Come accennato, l’evento nasce dal racconto musicale di Paola Musa, «Go Max Go», edito da Arkadia/Narrativa, quale biografia romanzata del sassofonista, sviluppandosi in forma multi-disciplinare: dal libro al successivo spettacolo teatral-musicale «Go Max Go: una vita appesa a un feeling», distribuito anche in DVD, intorno a cui sono state promosse numerose iniziative, come informa Luca Marino, motore mobile dell’Associazione MUJIC con sede a Monterosi, nel cui cimitero riposano le spoglie di Max: «MUJIC intende promuovere la «cultura del jazz» ma più in generale la musica e altre forme artistiche, non solo nell’ambito della cittadina nella provincia di Viterbo ma in tutto il contesto della capitale (in cui è ancora molto vivo il passaggio di questo grande artista) e in tutto il territorio italiano». Il legame con l’attività di promozione jazzistica dello Stix Music Club, che si estrinseca attraverso iniziative molteplici spalmate lungo tutto l’anno solare, unisce le dinamiche culturali e le finalità di MUJIC e del PREMIO PERUGIA, rivalutando l’antica compliance fra Massimo Urbani e Alberto Alberti, il quale fu, per lungo tempo, discografico e produttore con la sua Red Records del contraltista romano. Due anime simili, poiché attenti estimatori e profondi conoscitori del jazz afro-americano, ma soprattutto ambedue intolleranti al glutine della banalità ed insofferenti alle regole, nonché ai legacci burocratici: amanti sinceri dell’arte.

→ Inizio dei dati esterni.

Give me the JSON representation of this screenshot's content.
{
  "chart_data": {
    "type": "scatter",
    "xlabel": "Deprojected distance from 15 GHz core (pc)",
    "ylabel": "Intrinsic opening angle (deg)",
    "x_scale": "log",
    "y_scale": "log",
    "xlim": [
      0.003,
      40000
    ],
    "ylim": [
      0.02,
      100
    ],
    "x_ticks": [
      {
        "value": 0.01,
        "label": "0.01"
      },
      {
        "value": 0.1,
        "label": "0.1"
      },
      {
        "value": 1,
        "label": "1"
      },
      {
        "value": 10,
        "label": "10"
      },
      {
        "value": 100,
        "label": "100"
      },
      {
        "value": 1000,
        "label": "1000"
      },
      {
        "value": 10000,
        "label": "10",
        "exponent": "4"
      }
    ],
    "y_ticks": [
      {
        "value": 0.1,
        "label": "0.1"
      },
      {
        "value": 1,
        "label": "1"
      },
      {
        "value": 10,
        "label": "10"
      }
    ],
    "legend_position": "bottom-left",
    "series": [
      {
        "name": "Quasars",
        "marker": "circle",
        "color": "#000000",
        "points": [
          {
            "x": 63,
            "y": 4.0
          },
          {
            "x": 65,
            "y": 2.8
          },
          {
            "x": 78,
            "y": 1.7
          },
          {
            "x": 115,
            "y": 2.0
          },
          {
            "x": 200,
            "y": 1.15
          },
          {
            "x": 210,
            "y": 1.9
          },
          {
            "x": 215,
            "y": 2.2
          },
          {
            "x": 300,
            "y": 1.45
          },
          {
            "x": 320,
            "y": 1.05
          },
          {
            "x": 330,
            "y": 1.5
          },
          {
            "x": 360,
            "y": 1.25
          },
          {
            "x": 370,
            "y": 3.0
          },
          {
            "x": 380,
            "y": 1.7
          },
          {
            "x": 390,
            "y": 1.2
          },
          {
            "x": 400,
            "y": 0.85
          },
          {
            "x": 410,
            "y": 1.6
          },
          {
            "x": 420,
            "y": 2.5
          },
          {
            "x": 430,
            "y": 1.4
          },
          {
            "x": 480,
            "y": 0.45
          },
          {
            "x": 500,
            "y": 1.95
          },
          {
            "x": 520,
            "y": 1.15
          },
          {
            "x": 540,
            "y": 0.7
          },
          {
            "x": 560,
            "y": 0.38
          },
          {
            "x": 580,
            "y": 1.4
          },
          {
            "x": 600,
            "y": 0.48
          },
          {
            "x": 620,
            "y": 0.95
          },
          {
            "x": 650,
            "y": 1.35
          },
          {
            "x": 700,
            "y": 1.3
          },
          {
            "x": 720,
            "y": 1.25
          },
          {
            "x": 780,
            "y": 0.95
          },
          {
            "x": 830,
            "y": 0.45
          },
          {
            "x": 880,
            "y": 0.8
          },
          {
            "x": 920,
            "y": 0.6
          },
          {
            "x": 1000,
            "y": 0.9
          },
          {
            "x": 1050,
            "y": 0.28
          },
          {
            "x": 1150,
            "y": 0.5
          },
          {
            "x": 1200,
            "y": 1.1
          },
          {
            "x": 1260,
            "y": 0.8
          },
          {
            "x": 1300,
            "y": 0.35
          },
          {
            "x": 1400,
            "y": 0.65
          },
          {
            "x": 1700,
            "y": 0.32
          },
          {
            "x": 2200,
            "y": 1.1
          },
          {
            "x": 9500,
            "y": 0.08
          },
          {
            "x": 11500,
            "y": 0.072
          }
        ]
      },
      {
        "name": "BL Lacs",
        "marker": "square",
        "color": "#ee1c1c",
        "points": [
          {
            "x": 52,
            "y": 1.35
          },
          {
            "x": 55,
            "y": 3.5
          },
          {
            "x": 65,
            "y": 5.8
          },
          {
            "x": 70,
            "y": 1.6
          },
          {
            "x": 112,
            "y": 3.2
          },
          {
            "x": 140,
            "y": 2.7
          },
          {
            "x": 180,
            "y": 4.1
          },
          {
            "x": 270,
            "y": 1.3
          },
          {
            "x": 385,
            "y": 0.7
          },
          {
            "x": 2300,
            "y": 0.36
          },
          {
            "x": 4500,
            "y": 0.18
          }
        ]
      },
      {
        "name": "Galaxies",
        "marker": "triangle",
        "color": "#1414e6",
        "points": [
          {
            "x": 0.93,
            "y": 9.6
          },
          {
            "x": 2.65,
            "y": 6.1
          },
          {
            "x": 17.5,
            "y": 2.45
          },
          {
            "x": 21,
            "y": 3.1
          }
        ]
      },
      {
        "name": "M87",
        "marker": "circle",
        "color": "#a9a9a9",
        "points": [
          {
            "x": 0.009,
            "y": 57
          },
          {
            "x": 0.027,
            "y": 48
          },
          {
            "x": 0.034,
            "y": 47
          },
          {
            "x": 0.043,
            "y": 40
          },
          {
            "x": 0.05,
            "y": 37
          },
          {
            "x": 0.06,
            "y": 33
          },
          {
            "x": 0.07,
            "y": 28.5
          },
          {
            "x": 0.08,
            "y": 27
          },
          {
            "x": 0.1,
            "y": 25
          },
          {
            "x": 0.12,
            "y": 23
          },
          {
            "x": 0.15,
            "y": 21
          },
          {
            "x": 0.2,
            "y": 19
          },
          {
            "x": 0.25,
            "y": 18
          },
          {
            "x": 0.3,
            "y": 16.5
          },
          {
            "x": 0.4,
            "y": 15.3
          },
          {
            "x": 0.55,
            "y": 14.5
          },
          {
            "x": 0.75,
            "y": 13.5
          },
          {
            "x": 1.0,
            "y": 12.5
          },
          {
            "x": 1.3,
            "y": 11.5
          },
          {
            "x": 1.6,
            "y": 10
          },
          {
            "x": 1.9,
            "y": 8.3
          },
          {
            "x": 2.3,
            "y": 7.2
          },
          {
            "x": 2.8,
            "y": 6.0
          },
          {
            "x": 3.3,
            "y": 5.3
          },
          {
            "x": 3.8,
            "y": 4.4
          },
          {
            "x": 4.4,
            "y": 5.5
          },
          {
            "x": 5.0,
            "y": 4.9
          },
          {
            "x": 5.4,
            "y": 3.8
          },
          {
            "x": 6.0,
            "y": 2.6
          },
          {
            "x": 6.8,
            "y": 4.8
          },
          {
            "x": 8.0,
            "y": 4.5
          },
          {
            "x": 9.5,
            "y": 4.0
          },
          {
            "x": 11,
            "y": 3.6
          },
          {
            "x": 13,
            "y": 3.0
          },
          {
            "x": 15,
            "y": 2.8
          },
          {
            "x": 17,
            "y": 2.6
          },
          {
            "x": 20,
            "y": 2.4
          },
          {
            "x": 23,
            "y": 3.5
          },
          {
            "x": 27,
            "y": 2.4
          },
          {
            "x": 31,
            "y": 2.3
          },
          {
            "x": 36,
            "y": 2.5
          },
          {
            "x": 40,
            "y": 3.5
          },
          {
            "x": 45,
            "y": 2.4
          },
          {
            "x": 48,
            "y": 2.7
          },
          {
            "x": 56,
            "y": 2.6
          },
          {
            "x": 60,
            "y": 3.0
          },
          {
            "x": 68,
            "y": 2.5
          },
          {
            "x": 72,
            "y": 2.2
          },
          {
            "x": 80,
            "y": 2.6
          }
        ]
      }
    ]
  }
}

La serata di sabato 6 luglio, allo Stix Music Club, prevede l’inizio alle 21.30 delle audizioni per il «Premio Perugia, Alberto Alberti per Jazz», con i Two For Lenny, quindi alle ore 22.00 proiezione del film teatrale «Go Max Go: una vita appesa a un feeling» con la voce narrante e la regia di Andrea Tidona e gli interventi musicali di Maurizio Urbani al sax, Dario Rosciglione al contrabbasso e Bruce Ditmas alla batteria. A seguire: ospiti, divagazioni musicali sul tema e dibattito.